The No. 25 Princeton women’s basketball team fended off a furious Penn rally in the second half to win its 13th straight game, 67-54, at the Palestra on Saturday afternoon. The Tigers never trailed after taking a 4-3 lead off a layup by Madison St. Rose with just under eight minutes to play in the first quarter.
But don’t be fooled by the final score – this game was closely contested from the opening tip and the Tigers were fortunate to come out on top. Here are three Tiger Takeaways from Princeton’s 13th straight win:
1. It’s all about getting stops
Heading into the fourth quarter, the Quakers had the Tigers right where they wanted them. Penn had shut down Princeton’s offense in the third quarter, winning the stanza 18-11, and entered the final quarter down by only four points, 48-44. The home team had momentum and could smell an upset over a nationally ranked opponent.
But Princeton did what Princeton does, getting stops when needed most. After Penn freshman guard Ese Ogbevire cashed in a second-chance opportunity to make it a one-possession game, Princeton’s defense rose up and got four consecutive stops, which allowed Princeton’s offense to restore some cushion to the Tigers’ lead.
In all, the Tigers got seven stops in eight Penn possessions to seize control of the game during a critical five-minute stretch of the fourth quarter. With Princeton closely contesting every Penn move, the Red and Blue managed to convert only three of 11 shots in the fourth quarter and turned the ball over five times. Game, set, match.
Interviewed after the game by the ESPN+ broadcast crew, Princeton co-captain Kaitlyn Chen explained how Princeton was able to secure the win: “We just talked about getting stops. And we said we have to stick to what we’re good at.”
What the Tigers are good at is getting stops when the game is on the line. That’s why Princeton won yet another tough road game, their ninth of the season.
2. Kaitlyn Chen is making a strong case for another MVP award
She may not be the leading scorer in the Ivy League, but Kaitlyn Chen showed on Saturday why the reigning Ivy League Player of the Year should be considered the frontrunner to win the award again this year.
Chen led all scorers with 20 points against Penn, but the timing of her scores and the poise she demonstrated when the game was on the line made those 20 points seem like 40. Midway through the third quarter, Princeton’s offense was stuck in a rut while Penn was chipping away at Princeton’s lead. The Tigers had failed to make a basket for over five minutes and needed someone to make a play to stop the bleeding.
As has been the case so often over the course of her Princeton career, that player was Chen. The senior co-captain drove the lane and swished a gorgeous turnaround jumper over a much taller Penn defender to restore Princeton’s double-digit lead with 5;25 to go in the third quarter.
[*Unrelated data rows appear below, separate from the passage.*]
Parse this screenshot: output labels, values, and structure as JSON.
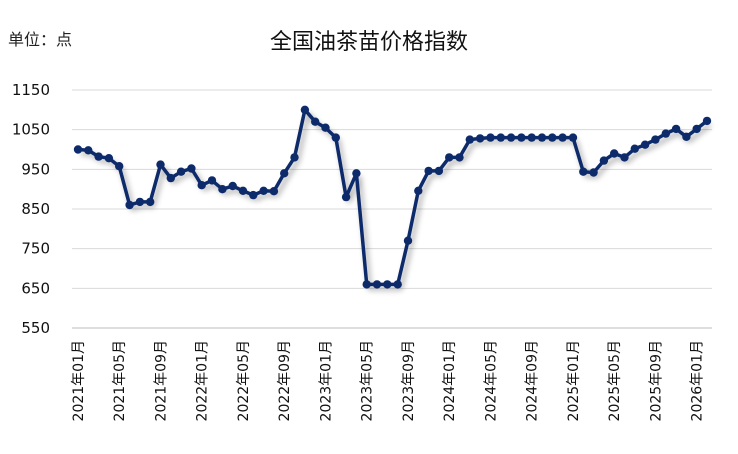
{
  "unit_label": "单位：点",
  "chart_data": {
    "type": "line",
    "title": "全国油茶苗价格指数",
    "ylim": [
      550,
      1150
    ],
    "yticks": [
      1150,
      1050,
      950,
      850,
      750,
      650,
      550
    ],
    "xticklabels": [
      "2021年01月",
      "2021年05月",
      "2021年09月",
      "2022年01月",
      "2022年05月",
      "2022年09月",
      "2023年01月",
      "2023年05月",
      "2023年09月",
      "2024年01月",
      "2024年05月",
      "2024年09月",
      "2025年01月",
      "2025年05月",
      "2025年09月",
      "2026年01月"
    ],
    "grid": true,
    "line_color": "#0d2b6b",
    "series": [
      {
        "values": [
          1000,
          998,
          982,
          978,
          958,
          860,
          868,
          868,
          962,
          928,
          944,
          952,
          910,
          922,
          900,
          908,
          896,
          885,
          896,
          895,
          940,
          980,
          1100,
          1070,
          1055,
          1030,
          880,
          940,
          660,
          660,
          660,
          660,
          770,
          896,
          946,
          946,
          980,
          980,
          1025,
          1028,
          1030,
          1030,
          1030,
          1030,
          1030,
          1030,
          1030,
          1030,
          1030,
          944,
          942,
          972,
          990,
          980,
          1002,
          1012,
          1025,
          1040,
          1052,
          1032,
          1052,
          1072
        ]
      }
    ]
  }
}
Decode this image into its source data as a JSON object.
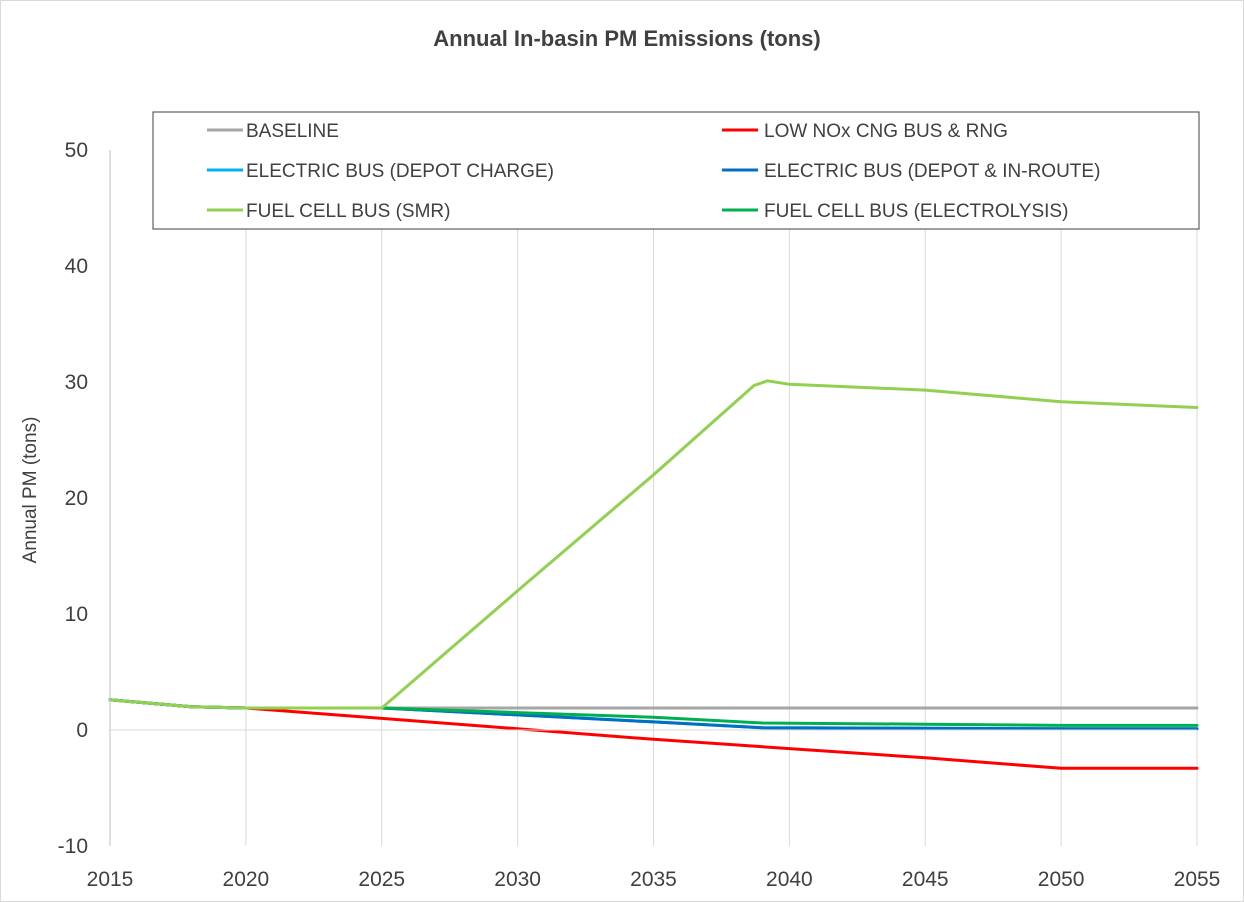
{
  "chart_data": {
    "type": "line",
    "title": "Annual In-basin PM Emissions (tons)",
    "xlabel": "",
    "ylabel": "Annual PM (tons)",
    "xlim": [
      2015,
      2055
    ],
    "ylim": [
      -10,
      50
    ],
    "xticks": [
      2015,
      2020,
      2025,
      2030,
      2035,
      2040,
      2045,
      2050,
      2055
    ],
    "yticks": [
      -10,
      0,
      10,
      20,
      30,
      40,
      50
    ],
    "grid": "vertical",
    "legend_position": "top",
    "series": [
      {
        "name": "BASELINE",
        "color": "#a6a6a6",
        "points": [
          [
            2015,
            2.6
          ],
          [
            2018,
            2.0
          ],
          [
            2020,
            1.9
          ],
          [
            2025,
            1.9
          ],
          [
            2030,
            1.9
          ],
          [
            2035,
            1.9
          ],
          [
            2040,
            1.9
          ],
          [
            2045,
            1.9
          ],
          [
            2050,
            1.9
          ],
          [
            2055,
            1.9
          ]
        ]
      },
      {
        "name": "LOW NOx CNG BUS & RNG",
        "color": "#ff0000",
        "points": [
          [
            2015,
            2.6
          ],
          [
            2018,
            2.0
          ],
          [
            2020,
            1.9
          ],
          [
            2025,
            1.0
          ],
          [
            2030,
            0.1
          ],
          [
            2035,
            -0.8
          ],
          [
            2040,
            -1.6
          ],
          [
            2045,
            -2.4
          ],
          [
            2050,
            -3.3
          ],
          [
            2055,
            -3.3
          ]
        ]
      },
      {
        "name": "ELECTRIC BUS (DEPOT CHARGE)",
        "color": "#00b0f0",
        "points": [
          [
            2015,
            2.6
          ],
          [
            2018,
            2.0
          ],
          [
            2020,
            1.9
          ],
          [
            2025,
            1.9
          ],
          [
            2030,
            1.3
          ],
          [
            2035,
            0.7
          ],
          [
            2039,
            0.2
          ],
          [
            2045,
            0.15
          ],
          [
            2050,
            0.1
          ],
          [
            2055,
            0.1
          ]
        ]
      },
      {
        "name": "ELECTRIC BUS (DEPOT & IN-ROUTE)",
        "color": "#0070c0",
        "points": [
          [
            2015,
            2.6
          ],
          [
            2018,
            2.0
          ],
          [
            2020,
            1.9
          ],
          [
            2025,
            1.9
          ],
          [
            2030,
            1.3
          ],
          [
            2035,
            0.7
          ],
          [
            2039,
            0.2
          ],
          [
            2045,
            0.15
          ],
          [
            2050,
            0.1
          ],
          [
            2055,
            0.1
          ]
        ]
      },
      {
        "name": "FUEL CELL BUS (SMR)",
        "color": "#92d050",
        "points": [
          [
            2015,
            2.6
          ],
          [
            2018,
            2.0
          ],
          [
            2020,
            1.9
          ],
          [
            2025,
            1.9
          ],
          [
            2030,
            12.0
          ],
          [
            2035,
            22.0
          ],
          [
            2038.7,
            29.7
          ],
          [
            2039.2,
            30.1
          ],
          [
            2040,
            29.8
          ],
          [
            2045,
            29.3
          ],
          [
            2050,
            28.3
          ],
          [
            2055,
            27.8
          ]
        ]
      },
      {
        "name": "FUEL CELL BUS (ELECTROLYSIS)",
        "color": "#00b050",
        "points": [
          [
            2015,
            2.6
          ],
          [
            2018,
            2.0
          ],
          [
            2020,
            1.9
          ],
          [
            2025,
            1.9
          ],
          [
            2030,
            1.5
          ],
          [
            2035,
            1.1
          ],
          [
            2039,
            0.6
          ],
          [
            2045,
            0.5
          ],
          [
            2050,
            0.4
          ],
          [
            2055,
            0.4
          ]
        ]
      }
    ]
  }
}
Chen scored 11 points in the final 16 minutes of the game to secure the win for the Tigers. She also dished out a game-high five assists and grabbed two rebounds. Chen is the best player on the best team in the Ivy League, and she always comes up biggest when the Tigers most need the lift.
3. It’s not all a bed of roses for the Orange and Black
Princeton should have won this game easily considering that Penn turned the ball over a whopping 27 times in the contest, including 17 giveaways in the first half. The Tigers tallied 28 points on turnovers (compared to only two points on turnovers for Penn), and yet they allowed Penn to stick around until late in the fourth quarter. Credit the Quakers for outhustling the Tigers for most of the game, especially on the boards, where Penn outmuscled Princeton, 33-19.
Rebounding has been a strength for Princeton throughout most of the season, with the Tigers ranking second in the Ivy League in rebounding margin at +5.7. But Penn showed on Saturday that despite Princeton’s superior size when matching up against most Ivy League foes, the Tigers may be vulnerable when they play an opponent determined to prevent the Tigers from getting second-chance opportunities. The Tigers looked lackluster at times in this contest, often losing the battle for 50-50 balls.
Another issue that popped up again today for Princeton was Madison St. Rose’s subpar shooting performance. The reigning Ivy Rookie of the Year struggled with her shooting touch all day, scoring only four points on 2-for-8 shooting despite playing all but five minutes of the game.
It was the second time in the last three games that the Tigers’ second-leading scorer managed to contribute only four points. Against Yale a week ago, the super sophomore from Old Bridge, N.J. connected on only one of eight field-goal attempts. Overall, in her last three games, St. Rose is 11-for-37.
Perhaps most troubling is St. Rose’s inability to hit the three with consistency during Ivy play. In her last seven Ivy contests, St. Rose has made only five of 26 three-balls, or 19%. The Tigers will need more reliable outside shooting from their star sophomore if they want to make a run in postseason play.
Despite these shortcomings, the Tigers managed to win their 13th consecutive game, tied for fifth-best in the nation and remain undefeated in Ivy play at 8-0.
Princeton has won every Ivy contest so far by double digits. Just imagine what it could accomplish when it starts firing on all cylinders.